Calorific value is the heat obtained from one volume unit of gas. While NCV doesn’t take into account the latent heat of vaporization, gross calorific value (GCV) includes all the heat released by the fuel.

“For all discoveries after this decision, in ultra deep-water areas, deep-water areas and high pressure-high temperature areas, a premium will be given on the gas price to be determined as per the prescribed procedure," the government had said in an 18 October 2014 statement.

While an RIL spokesperson declined comment, D.K. Sarraf, chairman and managing director of ONGC, did not immediately respond to phone calls.

India approved the New Exploration Licensing Policy (Nelp) in 1997—it took effect in January 1999—to boost hydrocarbon exploration. Under Nelp, the government allocates rights to explore hydrocarbon blocks through a bidding process and has done this in nine phases so far for 360 blocks, with an investment of around $21.3 billion. Hydrocarbon explorers in India have made a total payment of $15.41 billion to the Union government as royalties and cess, and $1.93 billion to state governments since 1994.

TAPI pipeline

On the $13 billion Turkmenistan-Afghanistan-Pakistan-India (TAPI) gas pipeline project, Pradhan said TurkmenGaz will lead the multinational consortium and invest more than 51% equity in the project.

Consortium representatives from partner countries are to meet in Dubai on 18 and 19 August to hold technical and price discussions.

The project is expected to have an equity-debt ratio of 40:60, with the techno-economic report on the project expected by August-end. The project is expected to take around three years to construct, with the foundation stone to be laid in December this year.

The project has been hanging fire in the absence of an anchor investor for the project, dubbed the peace pipeline for bringing together nations that share complex and difficult relationships with each other.

The Asian Development Bank is the lead partner in the 1,814km pipeline, which is expected to have a capacity of 90 million standard cubic metres per day (mscmd) of gas from Turkmenistan’s Gunorta Yoloten-Osman fields. Of this, 38 mscmd is planned for supply to India.

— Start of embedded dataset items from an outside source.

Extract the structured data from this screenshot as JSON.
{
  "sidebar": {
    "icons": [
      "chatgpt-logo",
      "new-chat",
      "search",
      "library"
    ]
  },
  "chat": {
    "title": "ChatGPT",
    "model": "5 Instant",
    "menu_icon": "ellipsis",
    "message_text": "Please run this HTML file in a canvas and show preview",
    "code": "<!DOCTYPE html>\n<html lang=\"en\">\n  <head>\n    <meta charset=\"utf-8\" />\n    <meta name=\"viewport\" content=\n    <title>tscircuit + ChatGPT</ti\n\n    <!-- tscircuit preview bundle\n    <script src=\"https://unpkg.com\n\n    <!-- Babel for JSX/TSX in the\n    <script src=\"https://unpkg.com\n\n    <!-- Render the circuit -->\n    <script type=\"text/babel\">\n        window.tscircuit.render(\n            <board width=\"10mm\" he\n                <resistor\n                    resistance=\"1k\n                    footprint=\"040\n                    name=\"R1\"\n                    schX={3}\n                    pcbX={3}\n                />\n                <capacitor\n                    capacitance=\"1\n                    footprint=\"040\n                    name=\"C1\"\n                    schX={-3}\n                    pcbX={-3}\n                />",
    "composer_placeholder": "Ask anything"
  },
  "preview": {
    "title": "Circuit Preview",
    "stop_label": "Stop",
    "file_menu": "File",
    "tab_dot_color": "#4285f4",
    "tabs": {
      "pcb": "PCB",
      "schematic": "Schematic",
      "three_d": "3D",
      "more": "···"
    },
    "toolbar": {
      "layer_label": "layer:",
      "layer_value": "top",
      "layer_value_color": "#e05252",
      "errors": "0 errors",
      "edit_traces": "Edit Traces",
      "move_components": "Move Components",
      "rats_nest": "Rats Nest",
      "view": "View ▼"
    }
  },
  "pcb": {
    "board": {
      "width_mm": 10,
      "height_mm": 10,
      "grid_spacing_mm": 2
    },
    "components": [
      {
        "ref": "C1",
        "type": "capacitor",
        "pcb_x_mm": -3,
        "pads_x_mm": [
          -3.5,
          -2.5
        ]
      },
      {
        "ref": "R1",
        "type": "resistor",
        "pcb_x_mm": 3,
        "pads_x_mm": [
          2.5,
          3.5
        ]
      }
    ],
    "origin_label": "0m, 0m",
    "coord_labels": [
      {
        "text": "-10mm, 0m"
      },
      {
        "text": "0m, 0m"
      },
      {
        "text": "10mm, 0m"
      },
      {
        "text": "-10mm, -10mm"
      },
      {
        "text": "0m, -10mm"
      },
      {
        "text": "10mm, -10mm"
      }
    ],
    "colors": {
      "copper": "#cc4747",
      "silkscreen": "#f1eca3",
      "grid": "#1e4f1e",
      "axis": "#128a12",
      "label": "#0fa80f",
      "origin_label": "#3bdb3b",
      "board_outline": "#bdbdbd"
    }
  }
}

“The prices will be according to the international market," Pradhan said.

The development assumes significance given India’s rising demand for energy. India, the world’s fourth largest energy consumer, imports 80% of its crude oil and 25% of its natural gas requirements. Petroleum product consumption in India grew 3.14% to around 163.17 million tonnes in 2014-15.

LNG carriers

GAIL (India) Ltd will reinvite bids for the construction of liquefied natural gas (LNG) carriers this month, easing certain conditions for bidders after India’s largest gas transporter had to scrap a previous tender because of lack of interest from shipbuilders.

Pradhan said the project will be carried out in national mission mode. This comes against the backdrop of Prime Minister Narendra Modi’s “Make in India" programme.

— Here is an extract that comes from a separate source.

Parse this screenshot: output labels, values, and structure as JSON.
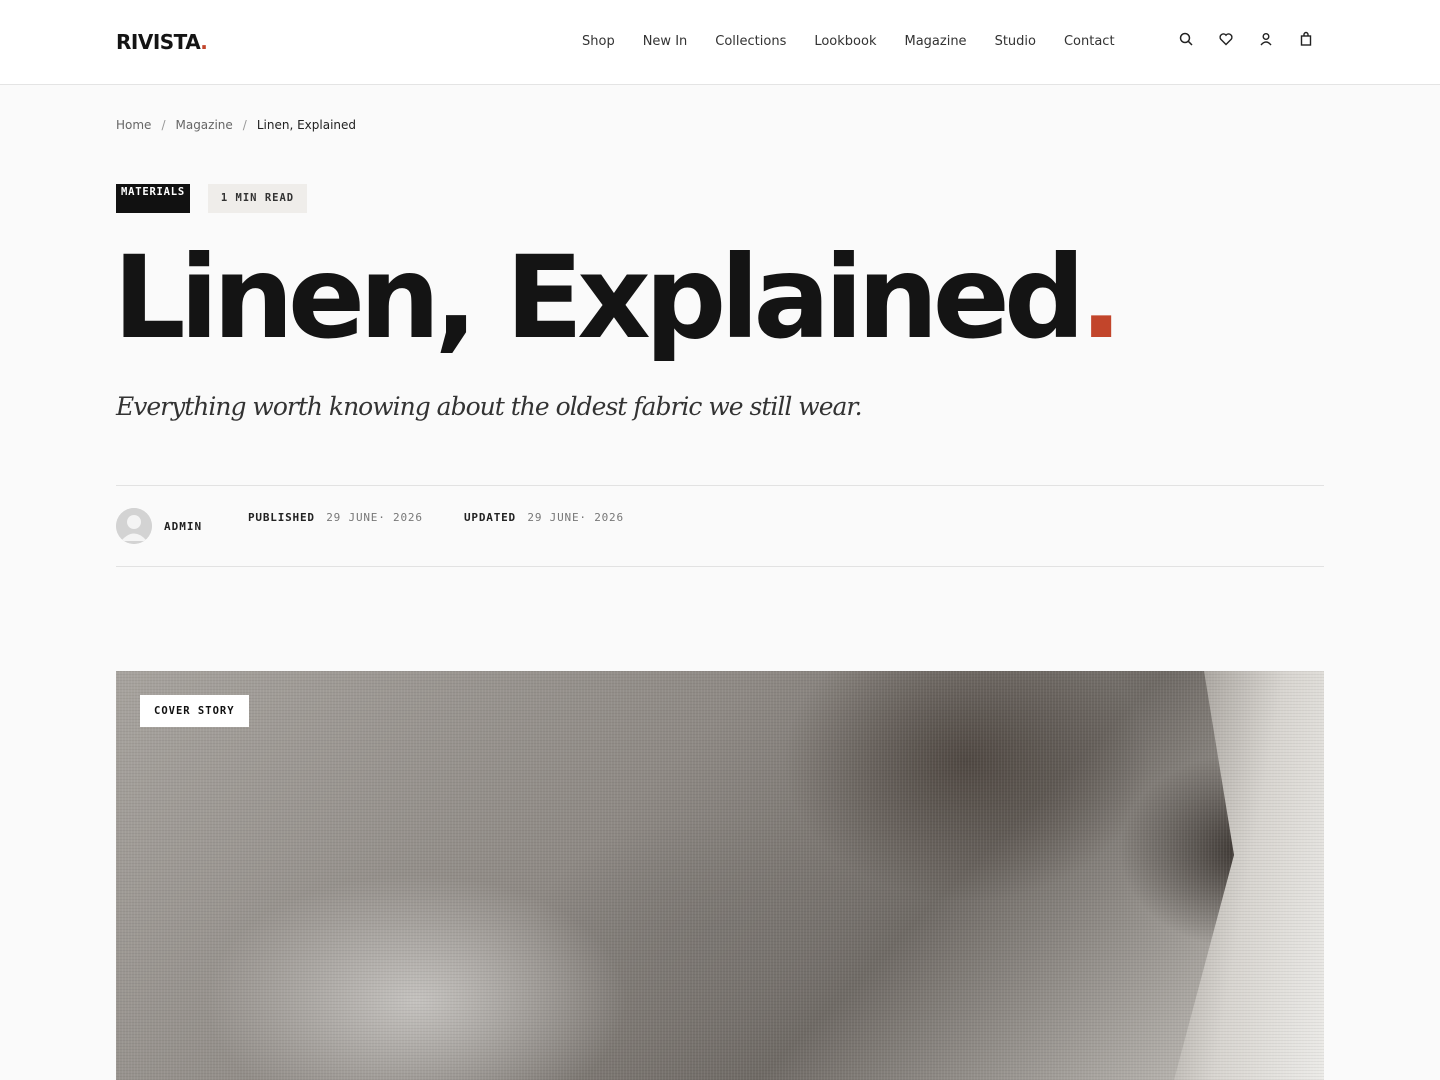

The tender, which was earlier floated on 1 August 2014, was aimed at hiring nine LNG carriers, with the condition that three of them be made in India. However, there were no takers for the tender, since local yards, inexperienced in building such ships, failed to get expert LNG shipbuilders to share technology for the same.

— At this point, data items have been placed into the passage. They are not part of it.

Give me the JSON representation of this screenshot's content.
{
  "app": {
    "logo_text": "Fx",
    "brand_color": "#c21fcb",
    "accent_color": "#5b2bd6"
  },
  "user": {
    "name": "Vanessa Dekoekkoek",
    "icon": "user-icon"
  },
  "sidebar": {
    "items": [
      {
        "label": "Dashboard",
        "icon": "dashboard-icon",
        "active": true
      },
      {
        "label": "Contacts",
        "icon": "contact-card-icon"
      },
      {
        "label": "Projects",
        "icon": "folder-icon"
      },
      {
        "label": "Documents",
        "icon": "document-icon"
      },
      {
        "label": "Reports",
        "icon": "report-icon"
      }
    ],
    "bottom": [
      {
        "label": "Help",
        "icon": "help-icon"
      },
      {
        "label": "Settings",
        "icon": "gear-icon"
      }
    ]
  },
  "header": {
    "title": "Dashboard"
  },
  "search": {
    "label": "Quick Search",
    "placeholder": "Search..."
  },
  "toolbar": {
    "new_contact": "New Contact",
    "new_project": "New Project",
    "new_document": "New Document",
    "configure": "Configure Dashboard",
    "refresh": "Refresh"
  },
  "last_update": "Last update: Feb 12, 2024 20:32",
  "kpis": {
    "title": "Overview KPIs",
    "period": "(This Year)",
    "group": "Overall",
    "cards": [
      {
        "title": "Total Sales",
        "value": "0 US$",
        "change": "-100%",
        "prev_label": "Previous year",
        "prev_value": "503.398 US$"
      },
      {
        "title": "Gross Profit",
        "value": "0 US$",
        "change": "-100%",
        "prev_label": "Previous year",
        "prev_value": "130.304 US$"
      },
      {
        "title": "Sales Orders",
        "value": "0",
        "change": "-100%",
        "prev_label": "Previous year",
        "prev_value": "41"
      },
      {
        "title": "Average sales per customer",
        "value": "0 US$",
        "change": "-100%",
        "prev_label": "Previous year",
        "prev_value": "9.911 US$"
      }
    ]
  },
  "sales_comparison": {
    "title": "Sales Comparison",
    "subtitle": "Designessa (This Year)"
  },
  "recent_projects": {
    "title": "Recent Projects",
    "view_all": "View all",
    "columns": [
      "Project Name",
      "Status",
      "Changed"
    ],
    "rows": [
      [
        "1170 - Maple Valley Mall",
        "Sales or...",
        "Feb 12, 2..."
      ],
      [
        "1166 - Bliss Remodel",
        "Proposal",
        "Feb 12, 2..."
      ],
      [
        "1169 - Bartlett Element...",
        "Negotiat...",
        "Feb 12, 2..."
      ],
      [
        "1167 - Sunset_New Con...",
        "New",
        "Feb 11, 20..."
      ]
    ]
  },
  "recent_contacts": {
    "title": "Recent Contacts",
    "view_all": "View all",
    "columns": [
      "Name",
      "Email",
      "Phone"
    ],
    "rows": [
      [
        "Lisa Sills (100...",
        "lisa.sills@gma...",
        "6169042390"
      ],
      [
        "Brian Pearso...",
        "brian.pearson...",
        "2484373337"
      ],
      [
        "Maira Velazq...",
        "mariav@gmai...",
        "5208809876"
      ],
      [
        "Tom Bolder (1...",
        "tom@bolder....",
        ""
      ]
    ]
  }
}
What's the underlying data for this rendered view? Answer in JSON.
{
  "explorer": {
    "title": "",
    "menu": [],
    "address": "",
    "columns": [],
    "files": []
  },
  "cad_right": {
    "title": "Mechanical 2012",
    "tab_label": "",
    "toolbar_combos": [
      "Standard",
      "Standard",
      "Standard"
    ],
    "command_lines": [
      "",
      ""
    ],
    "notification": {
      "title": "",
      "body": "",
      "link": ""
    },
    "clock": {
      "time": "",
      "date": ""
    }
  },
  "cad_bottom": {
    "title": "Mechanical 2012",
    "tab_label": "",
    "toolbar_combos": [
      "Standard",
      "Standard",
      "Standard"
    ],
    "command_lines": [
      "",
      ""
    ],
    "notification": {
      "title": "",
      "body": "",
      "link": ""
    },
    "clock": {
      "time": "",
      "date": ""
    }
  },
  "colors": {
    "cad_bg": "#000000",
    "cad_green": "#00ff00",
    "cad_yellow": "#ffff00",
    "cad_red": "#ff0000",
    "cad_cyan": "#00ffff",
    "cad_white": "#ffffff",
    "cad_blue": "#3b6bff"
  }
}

With the technology for building LNG ships currently available with Japanese and South Korean shipyards, Indian shipbuilders—Larsen and Toubro Ltd (L&T), Cochin Shipyard Ltd and Pipavav Defence and Offshore Engineering Co. Ltd—have tied up with Hyundai Heavy Industries, Samsung and Daewoo Shipbuilding and Marine Engineering Co. Ltd, respectively.

GAIL needs the carriers for a period of 20 years to transport LNG from the US to India. Natural gas is shipped as a liquid and is reconverted at LNG terminals.

Already, with a gas consumption of 51 billion cubic metres (bcm), India is the world’s 15th largest consumer and the fourth largest importer of LNG, sourcing 18 bcm.